Automated external defibrillator for use by lay rescuer in CPR

Automated external defibrillator for use by lay rescuer in CPR


Since early defibrillation is the third and one of the vital links in the chain of survival after a sudden cardiac arrest due to ventricular fibrillation (VF), automated external defibrillator (AED) for use in public places by lay rescuers have been devised. The rescuer turns on the device and attaches the adhesive electrodes on the chest of the victim. AED is a computerized device which can analyze the victim’s cardiac rhythm and deliver a shock if the rhythm is ventricular fibrillation or ventricular tachycardia (VT). The AED gives audible and visible prompts to guide the lay rescuer. The computer algorithm of an AED will advise the rescuer whether a shock is needed. The diagnostic algorithms of AEDs have been shown to be quite accurate in assessing and delivering an appropriate shock when needed. In one of the early studies, AED was used by paramedics to detect ventricular fibrillation and deliver shocks in 39 patients with out-of-hospital cardiac arrests. The AED identified and delivered at least one shock in 13 of the 16 patients with ventricular fibrillation, providing 81% sensitivity [1]. Response of the AED was correct in all 21 non ventricular fibrillation rhythms which included 13 asystole and no shocks were delivered (100% specificity). The device did not cause any injury to patients or personnel. Rhythm could not be assessed in 2 patients.

Newer AEDs can also provide recorded information on the frequency and depth of chest compressions during CPR and this could improve performance of bystander CPR.

Use and development of public access defibrillation (PAD) programs have been promoted by the American Heart Association since 1995 in order to improve survival in out of hospital sudden cardiac arrest. The goal of PAD programs is to shorten the time from onset of VF until CPR and shock delivery. High survival rates of the order of 40 – 70% have been obtained in out of hospital cardiac arrest when defibrillation occurs within three to five minutes of witnessed VF sudden cardiac arrest with immediate bystander CPR. Such high survival rates cannot be expected when the time to defibrillation is longer. For the success of a community lay rescuer AED program, the following aspects need to be taken care of: a planned and practiced response, training of potential rescuers in CPR and AED use, good link with the local emergency medical service and finally an ongoing quality improvement program [2].

It may be noted that AEDs are not useful for non shockable rhythms. Since non perfusing rhythms may be present in most patients after a shock, the need for ongoing CPR is highlighted.
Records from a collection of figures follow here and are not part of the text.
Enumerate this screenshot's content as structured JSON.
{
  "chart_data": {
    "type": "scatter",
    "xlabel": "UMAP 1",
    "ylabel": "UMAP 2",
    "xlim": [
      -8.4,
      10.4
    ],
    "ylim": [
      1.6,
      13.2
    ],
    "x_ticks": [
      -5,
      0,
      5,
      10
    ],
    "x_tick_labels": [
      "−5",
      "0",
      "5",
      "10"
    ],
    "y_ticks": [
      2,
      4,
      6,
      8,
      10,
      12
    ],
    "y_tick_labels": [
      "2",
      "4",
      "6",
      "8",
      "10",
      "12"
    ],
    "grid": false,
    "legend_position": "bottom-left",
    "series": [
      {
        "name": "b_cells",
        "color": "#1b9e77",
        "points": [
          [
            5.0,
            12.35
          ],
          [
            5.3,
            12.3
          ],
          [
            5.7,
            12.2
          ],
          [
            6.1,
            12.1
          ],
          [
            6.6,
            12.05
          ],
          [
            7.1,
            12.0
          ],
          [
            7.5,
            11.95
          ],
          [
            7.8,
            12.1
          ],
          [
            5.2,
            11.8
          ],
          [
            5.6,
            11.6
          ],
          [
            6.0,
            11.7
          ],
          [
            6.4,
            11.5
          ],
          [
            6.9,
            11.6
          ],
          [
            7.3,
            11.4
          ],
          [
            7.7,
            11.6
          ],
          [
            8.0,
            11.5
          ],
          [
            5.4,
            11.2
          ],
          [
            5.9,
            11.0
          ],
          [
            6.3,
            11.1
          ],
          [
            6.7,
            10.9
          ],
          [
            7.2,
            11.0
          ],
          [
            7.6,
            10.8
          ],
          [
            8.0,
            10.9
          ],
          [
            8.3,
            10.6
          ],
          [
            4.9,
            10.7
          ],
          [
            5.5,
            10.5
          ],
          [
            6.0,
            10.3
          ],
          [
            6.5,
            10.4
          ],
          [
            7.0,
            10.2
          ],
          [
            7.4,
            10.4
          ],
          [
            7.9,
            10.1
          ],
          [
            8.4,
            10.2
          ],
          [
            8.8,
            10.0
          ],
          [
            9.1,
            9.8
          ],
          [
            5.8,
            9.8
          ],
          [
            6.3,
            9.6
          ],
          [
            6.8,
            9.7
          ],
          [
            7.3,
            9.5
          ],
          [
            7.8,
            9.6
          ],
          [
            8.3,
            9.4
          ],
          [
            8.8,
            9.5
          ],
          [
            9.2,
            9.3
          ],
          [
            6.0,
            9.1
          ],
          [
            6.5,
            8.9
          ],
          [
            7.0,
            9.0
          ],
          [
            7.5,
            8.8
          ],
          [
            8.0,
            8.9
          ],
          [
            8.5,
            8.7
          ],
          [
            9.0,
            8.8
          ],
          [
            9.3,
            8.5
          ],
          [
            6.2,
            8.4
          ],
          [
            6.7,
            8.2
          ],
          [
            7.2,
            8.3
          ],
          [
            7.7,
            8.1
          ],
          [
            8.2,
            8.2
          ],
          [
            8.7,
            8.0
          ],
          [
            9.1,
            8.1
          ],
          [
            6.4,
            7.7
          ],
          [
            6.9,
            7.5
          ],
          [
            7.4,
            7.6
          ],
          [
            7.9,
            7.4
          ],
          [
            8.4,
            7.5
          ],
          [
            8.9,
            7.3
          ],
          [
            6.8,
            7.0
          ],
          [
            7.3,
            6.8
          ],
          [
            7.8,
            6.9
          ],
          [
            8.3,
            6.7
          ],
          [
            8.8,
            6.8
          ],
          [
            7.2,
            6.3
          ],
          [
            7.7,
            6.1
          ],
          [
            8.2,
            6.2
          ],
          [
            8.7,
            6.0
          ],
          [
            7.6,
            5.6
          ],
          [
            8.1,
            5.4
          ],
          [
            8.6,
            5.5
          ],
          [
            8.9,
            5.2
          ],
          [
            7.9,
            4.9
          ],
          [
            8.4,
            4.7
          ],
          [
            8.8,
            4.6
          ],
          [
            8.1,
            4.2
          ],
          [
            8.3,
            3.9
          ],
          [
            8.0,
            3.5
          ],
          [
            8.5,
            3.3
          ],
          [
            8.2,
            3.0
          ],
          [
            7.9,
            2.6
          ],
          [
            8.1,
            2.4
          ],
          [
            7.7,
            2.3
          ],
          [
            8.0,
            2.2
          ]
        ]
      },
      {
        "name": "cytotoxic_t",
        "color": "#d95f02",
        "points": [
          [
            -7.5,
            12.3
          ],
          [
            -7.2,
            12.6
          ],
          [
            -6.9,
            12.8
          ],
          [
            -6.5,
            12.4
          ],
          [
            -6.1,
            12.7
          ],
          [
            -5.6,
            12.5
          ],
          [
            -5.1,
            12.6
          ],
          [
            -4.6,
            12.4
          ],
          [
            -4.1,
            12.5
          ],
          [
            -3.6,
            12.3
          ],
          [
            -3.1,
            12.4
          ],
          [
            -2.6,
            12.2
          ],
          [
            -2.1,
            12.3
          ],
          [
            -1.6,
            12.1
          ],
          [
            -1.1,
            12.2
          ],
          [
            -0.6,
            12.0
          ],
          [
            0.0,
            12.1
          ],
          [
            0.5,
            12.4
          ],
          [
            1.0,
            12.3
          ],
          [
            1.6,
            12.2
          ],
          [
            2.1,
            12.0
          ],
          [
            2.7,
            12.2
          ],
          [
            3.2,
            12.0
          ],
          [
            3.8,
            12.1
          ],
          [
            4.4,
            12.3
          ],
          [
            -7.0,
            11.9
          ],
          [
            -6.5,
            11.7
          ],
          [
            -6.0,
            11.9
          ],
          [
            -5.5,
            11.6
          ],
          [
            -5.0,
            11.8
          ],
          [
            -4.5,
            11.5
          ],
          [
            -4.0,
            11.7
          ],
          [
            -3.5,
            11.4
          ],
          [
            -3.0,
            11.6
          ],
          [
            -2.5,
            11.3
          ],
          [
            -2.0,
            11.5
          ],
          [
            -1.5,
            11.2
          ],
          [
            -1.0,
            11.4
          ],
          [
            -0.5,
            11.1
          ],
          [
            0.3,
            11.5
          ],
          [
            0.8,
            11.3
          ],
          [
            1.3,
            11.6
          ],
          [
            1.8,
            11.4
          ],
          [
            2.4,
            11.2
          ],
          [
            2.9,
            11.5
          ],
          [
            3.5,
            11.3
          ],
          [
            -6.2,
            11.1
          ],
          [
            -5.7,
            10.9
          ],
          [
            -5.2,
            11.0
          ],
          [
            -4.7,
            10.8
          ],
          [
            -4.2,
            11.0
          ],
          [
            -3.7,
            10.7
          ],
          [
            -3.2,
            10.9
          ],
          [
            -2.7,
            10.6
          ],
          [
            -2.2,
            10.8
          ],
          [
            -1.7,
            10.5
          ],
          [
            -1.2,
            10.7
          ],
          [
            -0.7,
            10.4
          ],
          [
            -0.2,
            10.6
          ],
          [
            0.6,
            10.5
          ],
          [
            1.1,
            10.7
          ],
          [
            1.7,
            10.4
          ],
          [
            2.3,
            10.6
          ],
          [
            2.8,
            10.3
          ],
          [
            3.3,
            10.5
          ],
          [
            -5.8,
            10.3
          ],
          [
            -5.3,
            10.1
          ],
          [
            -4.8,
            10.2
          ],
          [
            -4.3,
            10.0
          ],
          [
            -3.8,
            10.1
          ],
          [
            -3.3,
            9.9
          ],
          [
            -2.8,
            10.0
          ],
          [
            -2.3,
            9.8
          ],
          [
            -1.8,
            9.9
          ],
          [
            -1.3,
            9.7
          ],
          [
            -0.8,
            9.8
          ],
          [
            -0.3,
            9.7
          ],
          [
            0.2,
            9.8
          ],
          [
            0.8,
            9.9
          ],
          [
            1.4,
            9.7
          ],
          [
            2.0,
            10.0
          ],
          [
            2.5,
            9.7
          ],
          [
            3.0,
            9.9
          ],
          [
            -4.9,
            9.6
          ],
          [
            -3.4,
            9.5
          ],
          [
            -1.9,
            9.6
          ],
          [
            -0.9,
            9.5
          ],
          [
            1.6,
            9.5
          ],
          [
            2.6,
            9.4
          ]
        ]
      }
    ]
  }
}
A study from Italy assessed community-based AED only resuscitation for out-of-hospital cardiac arrest patients [3]. The rescuers attached the publicly available AEDs, turned it on and followed the instructions. They did not do CPR of any sort. It was a prospective study from 2001 to 2014 and was known locally as “Progetto Vita”. Google Translates Progetto Vita as Life Project. Progetto Vita treated had 41.4% survival to hospital discharge among the 95 patients, compared to 5.9% of the 3271 patients treated by emergency medical services (EMS). At 13 year follow up, estimates of survival was 31.8% when AED only was used and 2.4% with standard EMS/CPR response. When the 95 EMS patients with fastest response times were compared, Progetto Vita was associated with a more than 2-fold increased rate of survival.

References

  1. Cummins RO, Eisenberg M, Bergner L, Murray JA. Sensitivity, accuracy, and safety of an automatic external defibrillator. Lancet. 1984 Aug 11;2(8398):318-20.
  2. Aufderheide T, Hazinski MF, Nichol G, Steffens SS, Buroker A, McCune R, Stapleton E, Nadkarni V, Potts J, Ramirez RR, Eigel B, Epstein A, Sayre M, Halperin H, Cummins RO; American Heart Association Emergency Cardiovascular Care Committee; Council on Clinical Cardiology; Office of State Advocacy. Community lay rescuer automated external defibrillation programs: key state legislative components and implementation strategies: a summary of a decade of experience for healthcare providers, policymakers, legislators, employers, and community leaders from the American Heart Association Emergency Cardiovascular Care Committee, Council on Clinical Cardiology, and Office of State Advocacy. Circulation. 2006 Mar 7;113(9):1260-70.
  3. Capucci A, Aschieri D, Guerra F, Pelizzoni V, Nani S, Villani GQ, Bardy GH. Community-based automated external defibrillator only resuscitation for out-of-hospital cardiac arrest patients. Am Heart J. 2016 Feb;172:192-200.